Courtesy of Fireworks Pictures

Ryan Gosling stars in 2001’s “The Believer” as Daniel Balint who, after rebelling against his ultraconservative Jewish upbringing, becomes a neo-Nazi in contemporary New York City. The character is based on the 1960s real-life member of the American Nazi Party Dan Burros. Balint joins a fascist movement and quickly rises through the ranks as his skills as an orator and his natural charisma became immediately apparent. Brilliant but beset by self-hatred and self-loathing, Balint has flashbacks to his early childhood that show him in Yeshiva school, arguing to his fellow middle school classmates that God is a bully who only asked Abraham to kill his son because he’s a jealous king obsessed with having total authoritarian control over his subjects. Burros’ militant atheism leads him down a path of fascism and Nazism.    

 

Burros, motivated by hatred towards his own Jewish heritage, shot himself in 1965 when a New York Times reporter wrote an article about his Jewish background. The reporter had intended the article to be a way out for Dan Burros, as public statements made in the past to the press had indicated how trapped Burros felt in the racist movement.

Believer,

The film asks a hard question: are all people deserving of a path back to redemption?

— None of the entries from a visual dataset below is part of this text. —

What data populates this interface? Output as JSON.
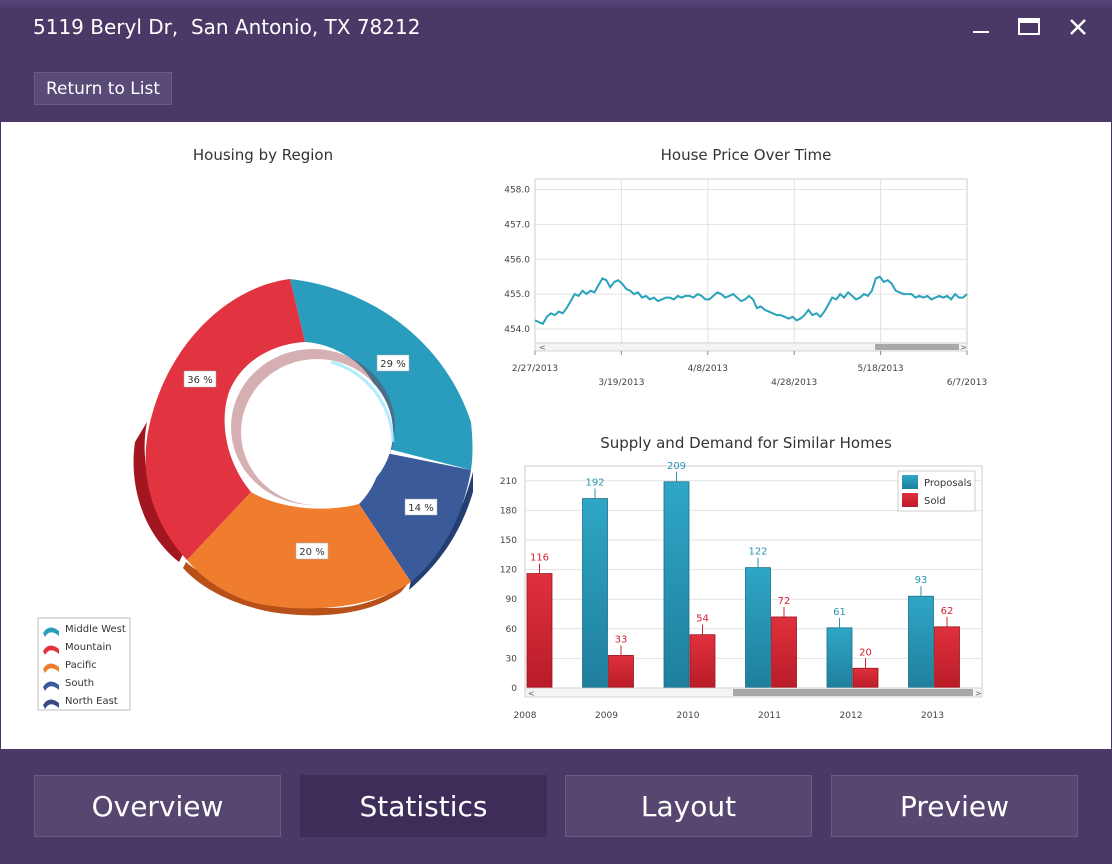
{
  "window": {
    "title": "5119 Beryl Dr,  San Antonio, TX 78212"
  },
  "toolbar": {
    "return_label": "Return to List"
  },
  "nav": {
    "tabs": [
      {
        "label": "Overview"
      },
      {
        "label": "Statistics",
        "active": true
      },
      {
        "label": "Layout"
      },
      {
        "label": "Preview"
      }
    ]
  },
  "colors": {
    "background": "#4a3966",
    "middle_west": "#2a9dbf",
    "mountain": "#e23340",
    "pacific": "#f07d2e",
    "south": "#3a5a9a",
    "north_east": "#3b4a82",
    "line": "#29a3bb",
    "proposals": "#2a93b2",
    "sold": "#d32330"
  },
  "chart_data": [
    {
      "type": "pie",
      "title": "Housing by Region",
      "categories": [
        "Middle West",
        "Mountain",
        "Pacific",
        "South",
        "North East"
      ],
      "labels": [
        "29 %",
        "36 %",
        "20 %",
        "14 %"
      ],
      "legend": [
        "Middle West",
        "Mountain",
        "Pacific",
        "South",
        "North East"
      ],
      "legend_position": "bottom-left"
    },
    {
      "type": "line",
      "title": "House Price Over Time",
      "x_ticks": [
        "2/27/2013",
        "3/19/2013",
        "4/8/2013",
        "4/28/2013",
        "5/18/2013",
        "6/7/2013"
      ],
      "y_ticks": [
        "458.0",
        "457.0",
        "456.0",
        "455.0",
        "454.0"
      ],
      "ylim": [
        453.6,
        458.3
      ],
      "grid": true,
      "y": [
        454.25,
        454.2,
        454.15,
        454.35,
        454.45,
        454.4,
        454.5,
        454.45,
        454.6,
        454.8,
        455.0,
        454.95,
        455.1,
        455.0,
        455.1,
        455.05,
        455.25,
        455.45,
        455.4,
        455.2,
        455.35,
        455.4,
        455.3,
        455.15,
        455.1,
        455.0,
        455.05,
        454.9,
        454.95,
        454.85,
        454.9,
        454.8,
        454.85,
        454.9,
        454.9,
        454.85,
        454.95,
        454.9,
        454.95,
        454.95,
        454.9,
        455.0,
        454.95,
        454.85,
        454.85,
        454.95,
        455.05,
        455.0,
        454.9,
        454.95,
        455.0,
        454.9,
        454.8,
        454.85,
        454.95,
        454.85,
        454.6,
        454.65,
        454.55,
        454.5,
        454.45,
        454.4,
        454.4,
        454.35,
        454.3,
        454.35,
        454.25,
        454.3,
        454.4,
        454.55,
        454.4,
        454.45,
        454.35,
        454.5,
        454.7,
        454.9,
        454.85,
        455.0,
        454.9,
        455.05,
        454.95,
        454.85,
        454.9,
        455.0,
        454.95,
        455.1,
        455.45,
        455.5,
        455.35,
        455.4,
        455.3,
        455.1,
        455.05,
        455.0,
        455.0,
        455.0,
        454.9,
        454.95,
        454.9,
        454.95,
        454.85,
        454.9,
        454.95,
        454.9,
        454.95,
        454.85,
        455.0,
        454.9,
        454.9,
        455.0
      ]
    },
    {
      "type": "bar",
      "title": "Supply and Demand for Similar Homes",
      "categories": [
        "2008",
        "2009",
        "2010",
        "2011",
        "2012",
        "2013"
      ],
      "y_ticks": [
        "0",
        "30",
        "60",
        "90",
        "120",
        "150",
        "180",
        "210"
      ],
      "ylim": [
        0,
        225
      ],
      "grid": true,
      "legend_position": "top-right",
      "series": [
        {
          "name": "Proposals",
          "values": [
            null,
            192,
            209,
            122,
            61,
            93
          ],
          "labels": [
            "",
            "192",
            "209",
            "122",
            "61",
            "93"
          ]
        },
        {
          "name": "Sold",
          "values": [
            116,
            33,
            54,
            72,
            20,
            62
          ],
          "labels": [
            "116",
            "33",
            "54",
            "72",
            "20",
            "62"
          ]
        }
      ]
    }
  ]
}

Dan Burros struggles as he attempts to find his way back to Judaism. Caught in the crosshairs of his two conflicting ideologies he performs “sieg heils” while reciting Hebrew prayers. He and his skinhead followers vandalize a synagogue, but he stops them from destroying a Torah scroll and a Tallit Katan explaining to them that it would be disrespectful to Judaism to do so; instead, he decides to take both home with him. As he continues to attend his fascist meetings, he wears the Tallit Katan underneath his clothing. He reconnects with old friends from Yeshiva, who all know about his Nazism, and they question him as to whether he would really want to kill his own people. This film, despite its controversial premise, is not an advocation that we should forgive or forget the racist things people say or do. Rather, it is a lesson that all people should keep an open dialogue even when the other side says something or does something that offends us to our very core. All people have the ability to change and evolve, to be better than the day they were before. The day that we stop believing that is the day we fully give ourselves over to violence as the only methodology. 

 

It is easy to say that forgiveness is a philosophy based on moral grounds but it’s also important to consider the strategic value of forgiveness. Turning the other cheek can be a valuable asset to defeating your enemies. In one of the final scenes of the film Ryan Gosling, having reimmersed himself into Judaism, makes a speech to a room full of wealthy fascist donors, pleading with them that the only true way to defeat one’s enemies is to love them and integrate them into society. Only when you love your enemy have you truly defeated him.